Project removes barrier to fish passage in Walla Walla River


MILTON-FREEWATER — A recently completed project has removed a barrier to migrating fish in the Walla Walla River near Milton-Freewater.

The project involved cutting an 11-foot wide, one-foot deep V-shaped notch in a concrete sill located in the river, said Brian Wolcott, director of the Walla Walla Basin Watershed Council. Workers also installed a 45-foot U-shaped roughened channel of boulders immediately downstream of the structure to ensure fish passage up to and through the notch.
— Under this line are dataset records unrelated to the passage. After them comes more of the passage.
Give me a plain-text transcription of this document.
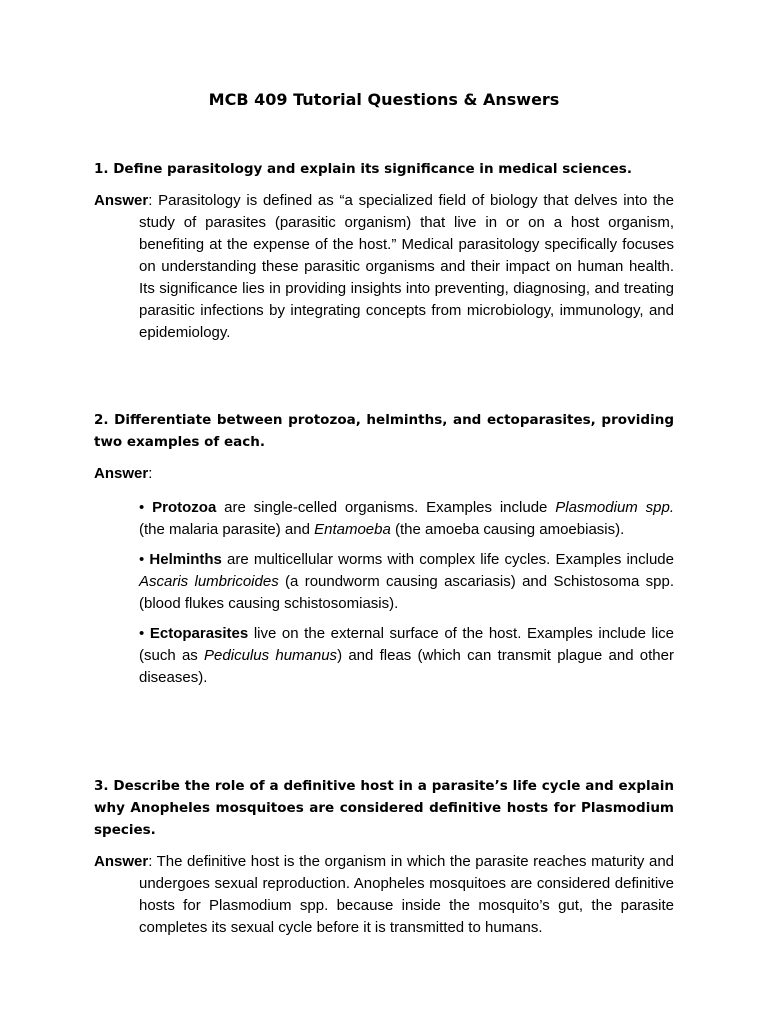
MCB 409 Tutorial Questions & Answers

1. Define parasitology and explain its significance in medical sciences.

Answer: Parasitology is defined as “a specialized field of biology that delves into the study of parasites (parasitic organism) that live in or on a host organism, benefiting at the expense of the host.” Medical parasitology specifically focuses on understanding these parasitic organisms and their impact on human health. Its significance lies in providing insights into preventing, diagnosing, and treating parasitic infections by integrating concepts from microbiology, immunology, and epidemiology.

2. Differentiate between protozoa, helminths, and ectoparasites, providing two examples of each.

Answer:

• Protozoa are single-celled organisms. Examples include Plasmodium spp. (the malaria parasite) and Entamoeba (the amoeba causing amoebiasis).

• Helminths are multicellular worms with complex life cycles. Examples include Ascaris lumbricoides (a roundworm causing ascariasis) and Schistosoma spp. (blood flukes causing schistosomiasis).

• Ectoparasites live on the external surface of the host. Examples include lice (such as Pediculus humanus) and fleas (which can transmit plague and other diseases).

3. Describe the role of a definitive host in a parasite’s life cycle and explain why Anopheles mosquitoes are considered definitive hosts for Plasmodium species.

Answer: The definitive host is the organism in which the parasite reaches maturity and undergoes sexual reproduction. Anopheles mosquitoes are considered definitive hosts for Plasmodium spp. because inside the mosquito’s gut, the parasite completes its sexual cycle before it is transmitted to humans.
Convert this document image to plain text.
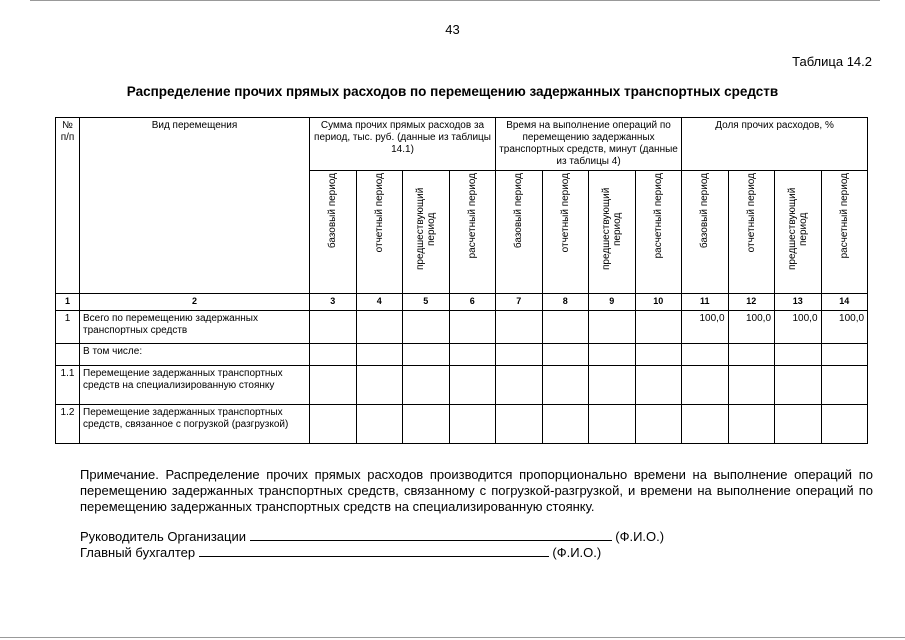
43
Таблица 14.2
Распределение прочих прямых расходов по перемещению задержанных транспортных средств
№ п/п	Вид перемещения	Сумма прочих прямых расходов за период, тыс. руб. (данные из таблицы 14.1)				Время на выполнение операций по перемещению задержанных транспортных средств, минут (данные из таблицы 4)				Доля прочих расходов, %			

		базовый период	отчетный период	предшествующий период	расчетный период	базовый период	отчетный период	предшествующий период	расчетный период	базовый период	отчетный период	предшествующий период	расчетный период

1	2	3	4	5	6	7	8	9	10	11	12	13	14
1	Всего по перемещению задержанных транспортных средств									100,0	100,0	100,0	100,0
	В том числе:												
1.1	Перемещение задержанных транспортных средств на специализированную стоянку												
1.2	Перемещение задержанных транспортных средств, связанное с погрузкой (разгрузкой)												
Примечание. Распределение прочих прямых расходов производится пропорционально времени на выполнение операций по перемещению задержанных транспортных средств, связанному с погрузкой-разгрузкой, и времени на выполнение операций по перемещению задержанных транспортных средств на специализированную стоянку.
Руководитель Организации	(Ф.И.О.)
Главный бухгалтер	(Ф.И.О.)
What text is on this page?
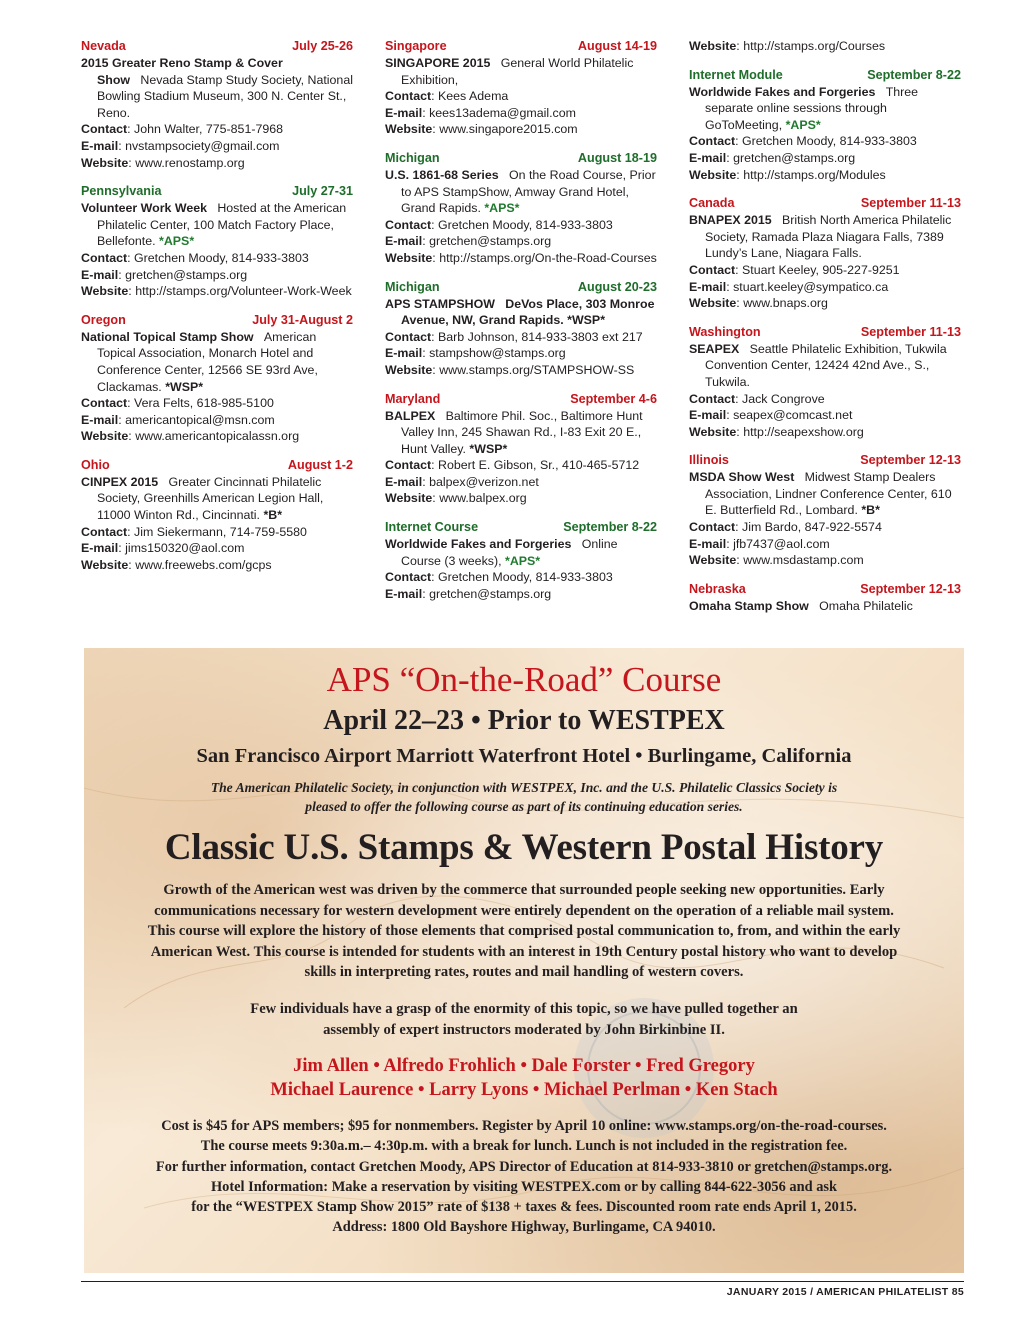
Nevada	July 25-26
2015 Greater Reno Stamp & Cover Show Nevada Stamp Study Society, National Bowling Stadium Museum, 300 N. Center St., Reno.
Contact: John Walter, 775-851-7968
E-mail: nvstampsociety@gmail.com
Website: www.renostamp.org
Pennsylvania	July 27-31
Volunteer Work Week Hosted at the American Philatelic Center, 100 Match Factory Place, Bellefonte. *APS*
Contact: Gretchen Moody, 814-933-3803
E-mail: gretchen@stamps.org
Website: http://stamps.org/Volunteer-Work-Week
Oregon	July 31-August 2
National Topical Stamp Show American Topical Association, Monarch Hotel and Conference Center, 12566 SE 93rd Ave, Clackamas. *WSP*
Contact: Vera Felts, 618-985-5100
E-mail: americantopical@msn.com
Website: www.americantopicalassn.org
Ohio	August 1-2
CINPEX 2015 Greater Cincinnati Philatelic Society, Greenhills American Legion Hall, 11000 Winton Rd., Cincinnati. *B*
Contact: Jim Siekermann, 714-759-5580
E-mail: jims150320@aol.com
Website: www.freewebs.com/gcps
Singapore	August 14-19
SINGAPORE 2015 General World Philatelic Exhibition,
Contact: Kees Adema
E-mail: kees13adema@gmail.com
Website: www.singapore2015.com
Michigan	August 18-19
U.S. 1861-68 Series On the Road Course, Prior to APS StampShow, Amway Grand Hotel, Grand Rapids. *APS*
Contact: Gretchen Moody, 814-933-3803
E-mail: gretchen@stamps.org
Website: http://stamps.org/On-the-Road-Courses
Michigan	August 20-23
APS STAMPSHOW DeVos Place, 303 Monroe Avenue, NW, Grand Rapids. *WSP*
Contact: Barb Johnson, 814-933-3803 ext 217
E-mail: stampshow@stamps.org
Website: www.stamps.org/STAMPSHOW-SS
Maryland	September 4-6
BALPEX Baltimore Phil. Soc., Baltimore Hunt Valley Inn, 245 Shawan Rd., I-83 Exit 20 E., Hunt Valley. *WSP*
Contact: Robert E. Gibson, Sr., 410-465-5712
E-mail: balpex@verizon.net
Website: www.balpex.org
Internet Course	September 8-22
Worldwide Fakes and Forgeries Online Course (3 weeks), *APS*
Contact: Gretchen Moody, 814-933-3803
E-mail: gretchen@stamps.org
Website: http://stamps.org/Courses
Internet Module	September 8-22
Worldwide Fakes and Forgeries Three separate online sessions through GoToMeeting, *APS*
Contact: Gretchen Moody, 814-933-3803
E-mail: gretchen@stamps.org
Website: http://stamps.org/Modules
Canada	September 11-13
BNAPEX 2015 British North America Philatelic Society, Ramada Plaza Niagara Falls, 7389 Lundy’s Lane, Niagara Falls.
Contact: Stuart Keeley, 905-227-9251
E-mail: stuart.keeley@sympatico.ca
Website: www.bnaps.org
Washington	September 11-13
SEAPEX Seattle Philatelic Exhibition, Tukwila Convention Center, 12424 42nd Ave., S., Tukwila.
Contact: Jack Congrove
E-mail: seapex@comcast.net
Website: http://seapexshow.org
Illinois	September 12-13
MSDA Show West Midwest Stamp Dealers Association, Lindner Conference Center, 610 E. Butterfield Rd., Lombard. *B*
Contact: Jim Bardo, 847-922-5574
E-mail: jfb7437@aol.com
Website: www.msdastamp.com
Nebraska	September 12-13
Omaha Stamp Show Omaha Philatelic
APS “On-the-Road” Course
April 22–23 • Prior to WESTPEX
San Francisco Airport Marriott Waterfront Hotel • Burlingame, California
The American Philatelic Society, in conjunction with WESTPEX, Inc. and the U.S. Philatelic Classics Society is pleased to offer the following course as part of its continuing education series.
Classic U.S. Stamps & Western Postal History
Growth of the American west was driven by the commerce that surrounded people seeking new opportunities. Early communications necessary for western development were entirely dependent on the operation of a reliable mail system. This course will explore the history of those elements that comprised postal communication to, from, and within the early American West. This course is intended for students with an interest in 19th Century postal history who want to develop skills in interpreting rates, routes and mail handling of western covers.
Few individuals have a grasp of the enormity of this topic, so we have pulled together an assembly of expert instructors moderated by John Birkinbine II.
Jim Allen • Alfredo Frohlich • Dale Forster • Fred Gregory
Michael Laurence • Larry Lyons • Michael Perlman • Ken Stach
Cost is $45 for APS members; $95 for nonmembers. Register by April 10 online: www.stamps.org/on-the-road-courses.
The course meets 9:30a.m.– 4:30p.m. with a break for lunch. Lunch is not included in the registration fee.
For further information, contact Gretchen Moody, APS Director of Education at 814-933-3810 or gretchen@stamps.org.
Hotel Information: Make a reservation by visiting WESTPEX.com or by calling 844-622-3056 and ask
for the “WESTPEX Stamp Show 2015” rate of $138 + taxes & fees. Discounted room rate ends April 1, 2015.
Address: 1800 Old Bayshore Highway, Burlingame, CA 94010.
JANUARY 2015 / AMERICAN PHILATELIST 85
“Over the last few years, a three-foot head cut in the river bed migrated up to this structure, creating a barrier for rainbow trout, bull trout, juvenile steelhead and juvenile Chinook salmon during low flows,” Wolcott said in a release. Bull trout, steelhead and chinook are listed as threatened species by the federal government.

Wolcott said there was also concern that if the concrete sill collapsed or was undermined, the toe of the flood protection levee could be exposed and vulnerable to erosion. The structure was built in the 1940s as part of the Milton-Freewater Levee flood protection project,

The watershed council worked with project partners to secure funding for design, permits, and construction, which was done by Partney Construction of La Grande, Ore., and completed in late September.

Funding for the Smith Grade Control Sill Fish Passage project was provided by the Oregon Watershed Enhancement Board, U.S. Fish and Wildlife Service, the Confederated Tribes of the Umatilla Indian Reservation, Oregon Department of Environmental Quality, Bonneville Power Administration, and the Milton-Freewater Water Control District.

Technical support was provided by Oregon Department of Fish and Wildlife and the Confederated Tribes of the Umatilla Fish Habitat Program. Design plans and construction oversight were completed by GeoEngineers Inc., Wolcott said.